Tired of ads interrupting your videos? Us, too, the company said in its announcement, framing the update as a direct response to viewer frustration rather than a routine feature drop.
How Will It Work?
Turning on ad blocking, as we know it, is the easy part, but actually catching YouTube’s ads before they load is where the real engineering happens. DuckDuckGo says it uses community-driven filter lists sourced from uBlock Origin, lists maintained by an active open-source community and regularly updated to keep up with changes to how ads are served, while also applying its own rules to improve compatibility and reduce breakage.
Using an established filter list gives DuckDuckGo a faster way to keep up with YouTube’s ad system, but it also means the feature will depend on how quickly those lists are updated when YouTube changes how ads are delivered.
DuckDuckGo says the ad blocker can add some buffering, which is common with ad blockers, but once the video loads, viewers should not be interrupted by ads.
It is worth noting that DuckDuckGo already had a YouTube-focused privacy tool called Duck Player before this update, which can confuse some users. Duck Player is the browser’s cleaner theater-style mode for watching YouTube videos with fewer distractions, tracking cookie protections, and YouTube’s strictest privacy settings for embedded video.

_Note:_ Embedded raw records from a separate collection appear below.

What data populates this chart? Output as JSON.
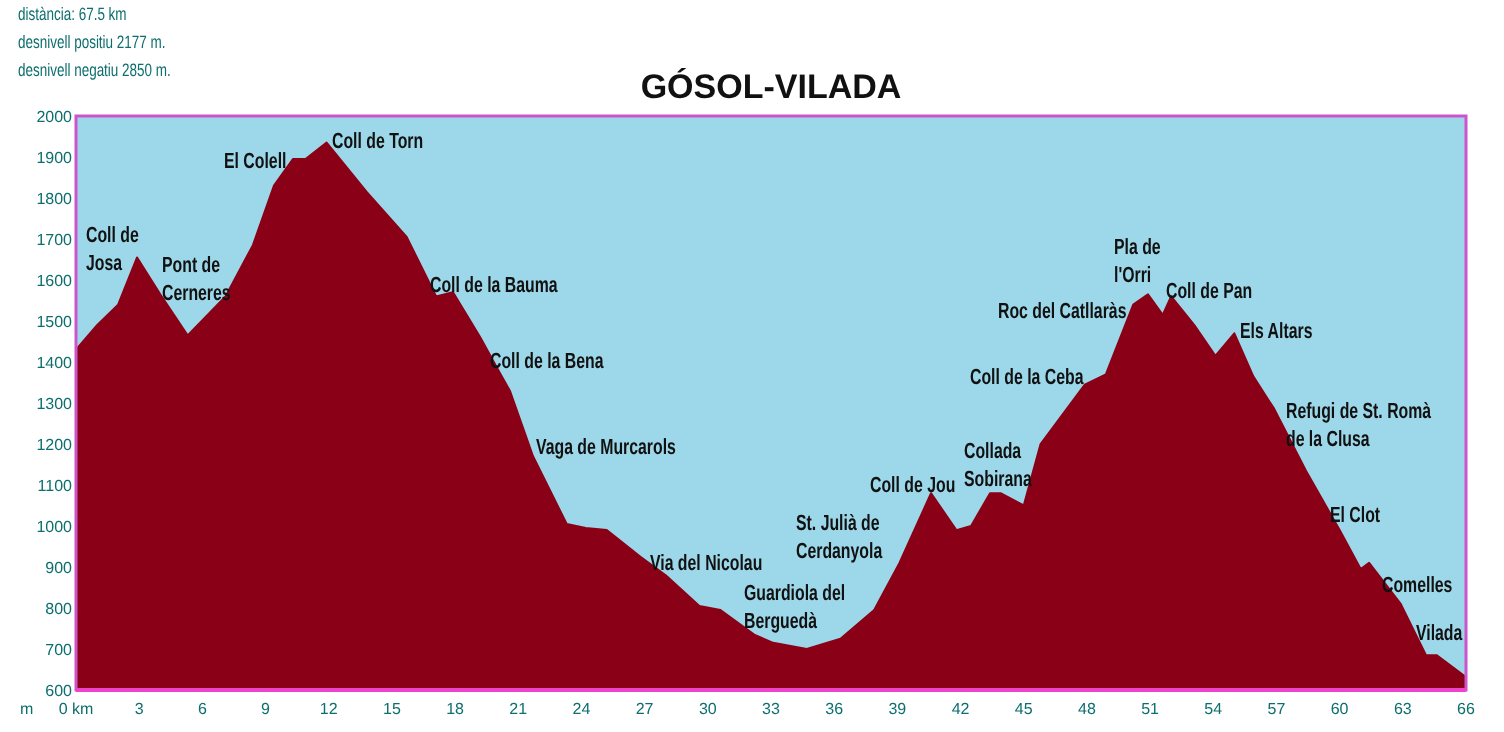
{
  "chart_data": {
    "type": "area",
    "title": "GÓSOL-VILADA",
    "ylabel": "m",
    "x": [
      0,
      1,
      2,
      2.9,
      4,
      5.3,
      7.1,
      8.4,
      9.4,
      10.3,
      10.9,
      11.9,
      13.8,
      15.7,
      17.1,
      17.9,
      19.2,
      20,
      20.6,
      21.7,
      23.3,
      24.2,
      25.2,
      26.8,
      28,
      29.6,
      30.6,
      32.2,
      33.1,
      34.7,
      36.3,
      37.9,
      39.1,
      40.6,
      41.8,
      42.5,
      43.4,
      43.9,
      45,
      45.8,
      47.9,
      48.9,
      50.2,
      50.9,
      51.6,
      52,
      53.1,
      54.1,
      55,
      55.9,
      56.9,
      58.4,
      60,
      61,
      61.4,
      62.9,
      64.1,
      64.6,
      65.9,
      66
    ],
    "values": [
      1430,
      1490,
      1540,
      1655,
      1565,
      1465,
      1560,
      1685,
      1830,
      1895,
      1895,
      1935,
      1815,
      1705,
      1560,
      1570,
      1460,
      1385,
      1330,
      1170,
      1005,
      995,
      990,
      925,
      880,
      805,
      795,
      735,
      715,
      700,
      725,
      795,
      910,
      1080,
      990,
      1000,
      1080,
      1080,
      1050,
      1200,
      1345,
      1370,
      1540,
      1565,
      1515,
      1560,
      1490,
      1415,
      1470,
      1365,
      1285,
      1135,
      990,
      895,
      910,
      810,
      685,
      685,
      635,
      630
    ],
    "color": "#8a0016",
    "xlim": [
      0,
      66
    ],
    "ylim": [
      600,
      2000
    ],
    "xticks": [
      {
        "value": 0,
        "label": "0 km"
      },
      3,
      6,
      9,
      12,
      15,
      18,
      21,
      24,
      27,
      30,
      33,
      36,
      39,
      42,
      45,
      48,
      51,
      54,
      57,
      60,
      63,
      66
    ],
    "yticks": [
      600,
      700,
      800,
      900,
      1000,
      1100,
      1200,
      1300,
      1400,
      1500,
      1600,
      1700,
      1800,
      1900,
      2000
    ],
    "grid": false,
    "annotations": [
      "distància: 67.5 km",
      "desnivell positiu 2177 m.",
      "desnivell negatiu 2850 m.",
      "Coll de\nJosa",
      "Pont de\nCerneres",
      "El Colell",
      "Coll de Torn",
      "Coll de la Bauma",
      "Coll de la Bena",
      "Vaga de Murcarols",
      "Via del Nicolau",
      "Guardiola del\nBerguedà",
      "St. Julià de\nCerdanyola",
      "Coll de Jou",
      "Collada\nSobirana",
      "Coll de la Ceba",
      "Roc del Catllaràs",
      "Pla de\nl'Orri",
      "Coll de Pan",
      "Els Altars",
      "Refugi de St. Romà\nde la Clusa",
      "El Clot",
      "Comelles",
      "Vilada"
    ]
  }
}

The new YouTube Ad Blocking feature is different because it works on the regular YouTube site. Using both gives viewers the cleanest experience DuckDuckGo currently offers.
What About Mobile Users?
On iPhone, the feature should already be active for most DuckDuckGo browser users. Android users may still need to turn it on manually in Settings until DuckDuckGo enables it by default.
The catch is where the video opens. If a YouTube link launches the YouTube app, DuckDuckGo cannot block the ads there. The video needs to open on YouTube’s website inside the DuckDuckGo browser for the ad blocking to work.
Reaction from YouTube
YouTube did not respond to this development, but its support page says “ad blockers violate the platform’s Terms of Service” and warns that viewers may need to allow ads, subscribe to Premium, or lose playback access.
PCWorld called the update an “escalation of force,” since the company promoted it with a press release and a dedicated information page. Google has spent years pushing back against ad blockers on YouTube, so this feature is likely to face the same back and forth as other blockers.
Nevertheless, whether DuckDuckGo gets treated like any other blocker, or becomes a bigger target because the feature is built directly into the browser, is the next thing to watch.